Certes, mais nous avons des outils à notre disposition dans le plan de résilience, même s’ils doivent encore être améliorés. L’aide financière aux activités très dépendantes de l’énergie, par exemple. Sur le papier, elle est généreuse - jusqu’à 25 millions d’euros. Mais parmi les 300 000 entreprises avec lesquelles nous avons été en contact, aucune n’y a recouru. Nous avons donc prévenu les pouvoirs publics que cette mesure était très difficilement applicable, car trop compliquée, avec un respect des critères difficile à vérifier, notamment pour une PME.

« Je ne demande pas à l’État plus d’argent pour les CCI, seulement qu’il stabilise nos ressources. »

L’État mobilise aujourd’hui les CCI pour aider les dirigeants en proie à la crise russo-ukrainienne. Pourtant, il a raboté les ressources financières du réseau consulaire à plusieurs reprises ces dernières années. Avez-vous encore les moyens d’assumer cette mission, en plus des autres ?

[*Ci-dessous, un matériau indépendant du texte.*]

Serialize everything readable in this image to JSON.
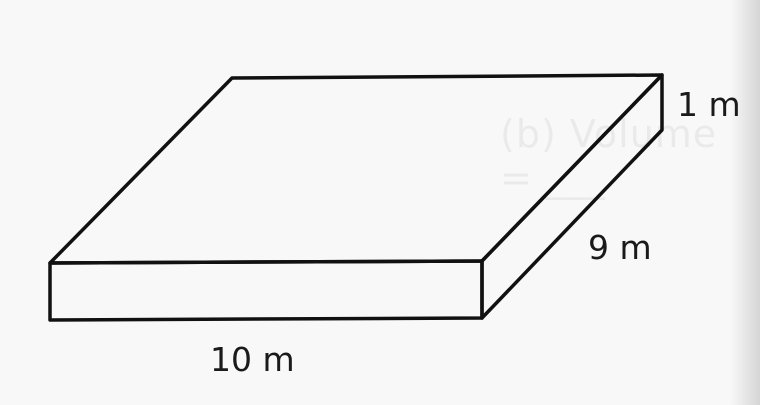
{
  "figure": {
    "height_label": "1 m",
    "depth_label": "9 m",
    "length_label": "10 m",
    "background_text": "(b) Volume = ___"
  }
}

C’est un sujet de préoccupation permanente. Pour rappel, en 2013, notre budget dépassait 1,3 milliard d’euros. En 2022, nous en sommes à 525 millions. Vous imaginez l’effort que nous avons dû faire ! Très peu d’établissements publics ont divisé leur budget par quasiment trois, comme nous. Les CCI ont donc contribué à faire en sorte que l’État fasse des économies.

Nos moyens doivent être maintenant stabilisés, pour au moins deux raisons. Premièrement, nous sommes arrivés à un plafond de facturation des entreprises. Nous offrons une base gratuite de services publics, désormais complétée par des prestations payantes, plus spécialisées. Or, on ne peut pas oser facturer plus qu’avant les entreprises, au moment où elles sont en difficulté financière ! Il faut plutôt les alléger de leurs coûts. Sinon, vous annulez les efforts de l’État qui, de l’autre côté, leur a accordé des dégrèvements.

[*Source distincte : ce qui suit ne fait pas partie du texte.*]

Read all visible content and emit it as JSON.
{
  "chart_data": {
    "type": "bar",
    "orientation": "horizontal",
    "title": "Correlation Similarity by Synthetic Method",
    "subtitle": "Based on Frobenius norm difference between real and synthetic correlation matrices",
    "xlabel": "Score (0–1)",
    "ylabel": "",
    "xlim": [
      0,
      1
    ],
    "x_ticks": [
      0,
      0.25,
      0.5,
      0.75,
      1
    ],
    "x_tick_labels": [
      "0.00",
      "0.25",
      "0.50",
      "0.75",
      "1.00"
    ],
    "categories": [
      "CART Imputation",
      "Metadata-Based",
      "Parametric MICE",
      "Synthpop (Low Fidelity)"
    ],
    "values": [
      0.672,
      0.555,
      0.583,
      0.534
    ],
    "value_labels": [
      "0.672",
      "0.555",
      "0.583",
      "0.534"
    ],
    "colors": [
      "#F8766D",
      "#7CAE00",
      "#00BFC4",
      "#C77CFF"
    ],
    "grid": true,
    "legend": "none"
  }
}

Deuxièmement, le niveau de prestation avant et après crise a changé. Auparavant, nous proposions beaucoup d’accompagnement collectif et généraliste. Maintenant, entre le Covid-19 et l’Ukraine, chaque cas est spécifique, chaque dirigeant présente des problématiques différentes. Ce qui exige un accompagnement sur-mesure, plus consommateur en temps et en personnel. Je ne demande donc pas plus d’argent, mais je dis qu’il faut stabiliser la ressource des CCI, parce que les entreprises en face de nous ont besoin, aujourd’hui, d’une prestation de service tout aussi stable.